To sin is a human business; to justify sins is a devilish business

"If we really want to love we must learn how to forgive. People ask me what advice I have for a married couple struggling in their relationship. I always answer: pray and forgive. And to young people from violent homes, I say pray and forgive. And again even to the single mother with no family support: pray and forgive” - Mother Teresa

(Isaiah 1:10, 16-20)
Hear the word of the LORD,
princes of Sodom !
Listen to the instruction of our God,
people of Gomorrah !

Wash yourselves clean!
Put away your misdeeds from before my eyes;
cease doing evil; learn to do good.
Make justice your aim: redress the wronged,
hear the orphan’s plea, defend the widow.

Come now, let us set things right,
says the LORD:
Though your sins be like scarlet,
they may become white as snow;
Though they be crimson red,
they may become white as wool.
If you are willing, and obey,
you shall eat the good things of the land;
But if you refuse and resist,
the sword shall consume you:
for the mouth of the LORD has spoken!

Today’s scripture readings seem to speak of sin, confession and forgiveness. The Lord speaks through Isaiah to the people of Sodom and Gomorrah (two pretty sinful places) telling them, Wash yourselves clean! Though your sins be like scarlet, they may become white as snow; Though they be crimson red, they may become white as wool. The psalmist proclaims, To the upright I will show the saving power of God. And in Matthew, Jesus tells the people, do not follow the example of the scribes and the Pharisees who do not practice what they preach.

There’s a beautiful song out right now called What Love Really Means by J J Heller. It tells the poignant, heart rending story of three broken people crying out to God. Each pleads in the refrain; Who will love me for me? Not for what I have done or what I’ll become. Who will love me for me? Nobody has shown me what love really means.

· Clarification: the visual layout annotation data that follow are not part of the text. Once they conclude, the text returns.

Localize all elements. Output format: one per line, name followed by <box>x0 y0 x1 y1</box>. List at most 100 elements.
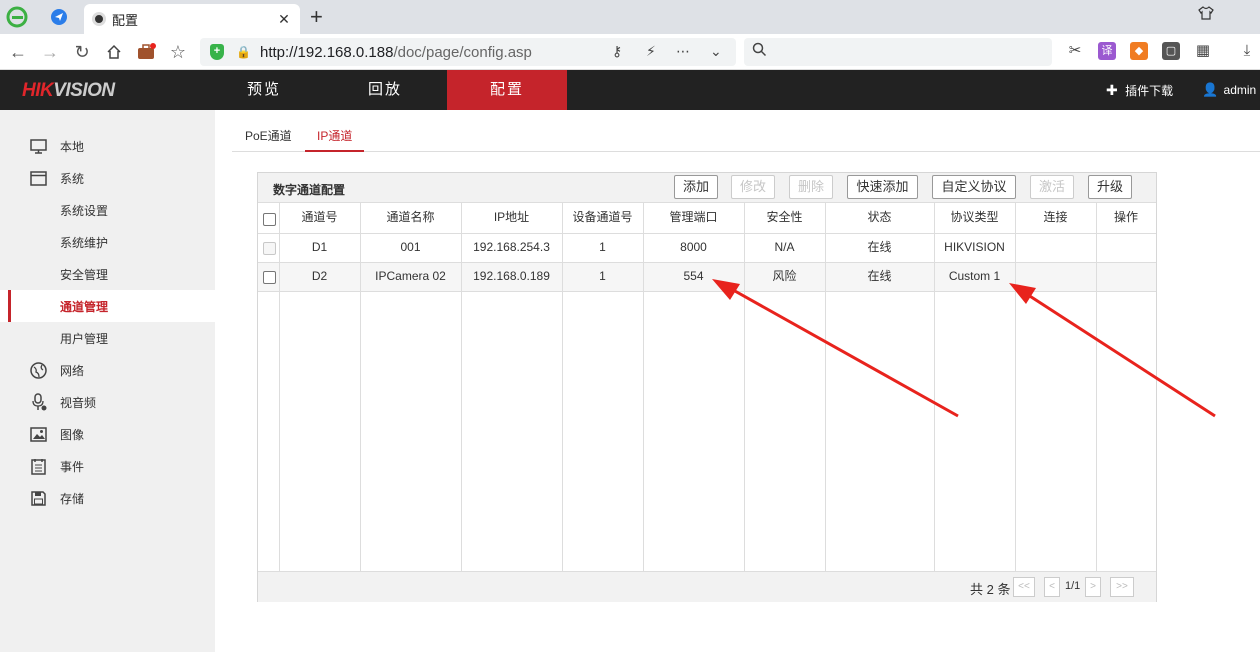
microphone-icon <box>29 393 47 411</box>
cell-security: N/A <box>774 240 795 254</box>
download-icon[interactable]: ⤓ <box>1238 42 1256 60</box>
next-page-button[interactable]: > <box>1085 577 1101 597</box>
reader-icon[interactable]: ▢ <box>1162 42 1180 60</box>
hikvision-logo: HIKVISION <box>22 80 115 101</box>
close-tab-icon[interactable]: ✕ <box>274 11 294 28</box>
insecure-lock-icon[interactable]: 🔒 <box>236 45 251 59</box>
key-icon[interactable]: ⚷ <box>612 43 622 60</box>
user-icon: 👤 <box>1202 82 1219 97</box>
cell-channel: D1 <box>311 240 328 254</box>
search-icon <box>752 42 767 61</box>
column-header: 协议类型 <box>950 210 999 224</box>
sidebar-item-system-settings[interactable]: 系统设置 <box>0 194 215 226</box>
sidebar-item-label: 系统设置 <box>60 203 109 218</box>
nav-playback[interactable]: 回放 <box>325 70 445 110</box>
puzzle-icon: ✚ <box>1106 82 1118 98</box>
sidebar-item-local[interactable]: 本地 <box>0 130 215 162</box>
sidebar-item-label: 系统 <box>60 171 85 186</box>
user-menu[interactable]: 👤 admin <box>1202 82 1256 98</box>
cell-ip: 192.168.0.189 <box>473 269 550 283</box>
total-count: 共 2 条 <box>970 582 1011 597</box>
sidebar-item-event[interactable]: 事件 <box>0 450 215 482</box>
browser-tab[interactable]: 配置 ✕ <box>84 4 300 34</box>
column-header: 通道号 <box>301 210 338 224</box>
sidebar-item-label: 安全管理 <box>60 267 109 282</box>
tab-favicon-icon <box>92 12 106 26</box>
sidebar-item-user-management[interactable]: 用户管理 <box>0 322 215 354</box>
translate-icon[interactable]: 译 <box>1098 42 1116 60</box>
search-input[interactable] <box>744 38 1052 66</box>
last-page-button[interactable]: >> <box>1110 577 1134 597</box>
sidebar-item-security-management[interactable]: 安全管理 <box>0 258 215 290</box>
panel-title: 数字通道配置 <box>273 183 346 197</box>
scissors-icon[interactable]: ✂ <box>1066 42 1084 60</box>
back-icon[interactable]: ← <box>6 40 30 64</box>
plugin-download-link[interactable]: ✚ 插件下载 <box>1106 82 1173 99</box>
column-header: 安全性 <box>766 210 803 224</box>
chevron-down-icon[interactable]: ⌄ <box>710 43 722 60</box>
browser-toolbar: ← → ↻ ☆ + 🔒 http://192.168.0.188/doc/pag… <box>0 34 1260 70</box>
lightning-icon[interactable]: ⚡ <box>646 43 656 60</box>
more-dots-icon[interactable]: ⋯ <box>676 43 690 60</box>
pinned-tab-icon[interactable] <box>48 6 70 28</box>
reload-icon[interactable]: ↻ <box>70 40 94 64</box>
monitor-icon <box>29 137 47 155</box>
shirt-icon[interactable] <box>1198 5 1214 26</box>
cell-security: 风险 <box>772 269 797 283</box>
select-all-checkbox[interactable] <box>263 213 276 226</box>
cell-protocol: Custom 1 <box>948 269 1001 283</box>
nav-config[interactable]: 配置 <box>447 70 567 110</box>
row-checkbox[interactable] <box>263 271 276 284</box>
sidebar: 本地 系统 系统设置 系统维护 安全管理 通道管理 用户管理 网络 视音频 图像 <box>0 110 215 652</box>
activate-button[interactable]: 激活 <box>1030 175 1074 199</box>
sidebar-item-system[interactable]: 系统 <box>0 162 215 194</box>
sidebar-item-system-maintenance[interactable]: 系统维护 <box>0 226 215 258</box>
cell-protocol: HIKVISION <box>944 240 1005 254</box>
new-tab-icon[interactable]: + <box>310 4 323 30</box>
url-text[interactable]: http://192.168.0.188/doc/page/config.asp <box>260 44 532 61</box>
briefcase-icon[interactable] <box>134 40 158 64</box>
sidebar-item-label: 系统维护 <box>60 235 109 250</box>
app-header: HIKVISION 预览 回放 配置 ✚ 插件下载 👤 admin <box>0 70 1260 110</box>
home-icon[interactable] <box>102 40 126 64</box>
cell-ip: 192.168.254.3 <box>473 240 550 254</box>
column-header: 管理端口 <box>669 210 718 224</box>
tab-ip-channel[interactable]: IP通道 <box>305 123 365 152</box>
cell-device-channel: 1 <box>599 240 606 254</box>
forward-icon[interactable]: → <box>38 40 62 64</box>
cell-name: 001 <box>400 240 421 254</box>
quick-add-button[interactable]: 快速添加 <box>847 175 918 199</box>
sidebar-item-label: 用户管理 <box>60 331 109 346</box>
panel-header: 数字通道配置 添加 修改 删除 快速添加 自定义协议 激活 升级 <box>258 173 1156 203</box>
delete-button[interactable]: 删除 <box>789 175 833 199</box>
browser-logo-icon[interactable] <box>6 6 28 28</box>
prev-page-button[interactable]: < <box>1044 577 1060 597</box>
sidebar-item-channel-management[interactable]: 通道管理 <box>0 290 215 322</box>
row-checkbox[interactable] <box>263 242 276 255</box>
modify-button[interactable]: 修改 <box>731 175 775 199</box>
add-button[interactable]: 添加 <box>674 175 718 199</box>
sidebar-item-image[interactable]: 图像 <box>0 418 215 450</box>
favorites-star-icon[interactable]: ☆ <box>166 40 190 64</box>
sidebar-item-network[interactable]: 网络 <box>0 354 215 386</box>
channel-table: 通道号 通道名称 IP地址 设备通道号 管理端口 安全性 状态 协议类型 连接 … <box>258 203 1156 571</box>
sidebar-item-label: 网络 <box>60 363 85 378</box>
globe-icon <box>29 361 47 379</box>
shield-icon[interactable]: + <box>210 44 224 60</box>
apps-grid-icon[interactable]: ▦ <box>1194 42 1212 60</box>
first-page-button[interactable]: << <box>1013 577 1035 597</box>
sidebar-item-storage[interactable]: 存储 <box>0 482 215 514</box>
upgrade-button[interactable]: 升级 <box>1088 175 1132 199</box>
column-header: 状态 <box>867 210 892 224</box>
sidebar-item-audio-video[interactable]: 视音频 <box>0 386 215 418</box>
gamepad-icon[interactable]: ◆ <box>1130 42 1148 60</box>
tab-poe-channel[interactable]: PoE通道 <box>245 123 292 152</box>
page-indicator: 1/1 <box>1065 580 1081 592</box>
custom-protocol-button[interactable]: 自定义协议 <box>932 175 1016 199</box>
nav-preview[interactable]: 预览 <box>204 70 324 110</box>
cell-status: 在线 <box>867 269 892 283</box>
column-header: 设备通道号 <box>572 210 633 224</box>
sidebar-item-label: 存储 <box>60 491 85 506</box>
system-window-icon <box>29 169 47 187</box>
address-bar[interactable]: + 🔒 http://192.168.0.188/doc/page/config… <box>200 38 736 66</box>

I think all of us have been somewhere at some time in our lives where we were convinced that no one could love us, not even God. That we had done something that God could not forgive. That we had placed ourselves beyond the reach of God’s love. The Good News is that this is not true. There is no place beyond God’s reach. There is no corner so dark that the light of God cannot shine there. There is no sin that God can’t forgive.

Confession is a painful thing. Having to admit we’ve screwed up or done something wrong. I mean, it’s not like God doesn’t already know, so what’s the point? Isaiah understands the point. I love the images in Isaiah. Though your sins be like scarlet, they may become white as snow. Sin is like dirt, filth and slime. It covers me and, on my own, I just cannot seem to get it off of me. I have this mental picture of God holding a fire hose. When I say I’m sorry to God, I had better be ready, because the sin is going to vanish in the blink of an eye. Things are going to change.

By the by, the song has a joyful ending where God declares His love for each of us. I will love you for you. Not for what you have done or what you’ll become. I will love you for you.

In this season of Lent, here’s something to think about. If God didn’t love you, why did Jesus come to earth? My prayer is for all of us to have a fruitful Lenten season where our relationship with God grows and deepens. Where we recognize just how much God really loves us.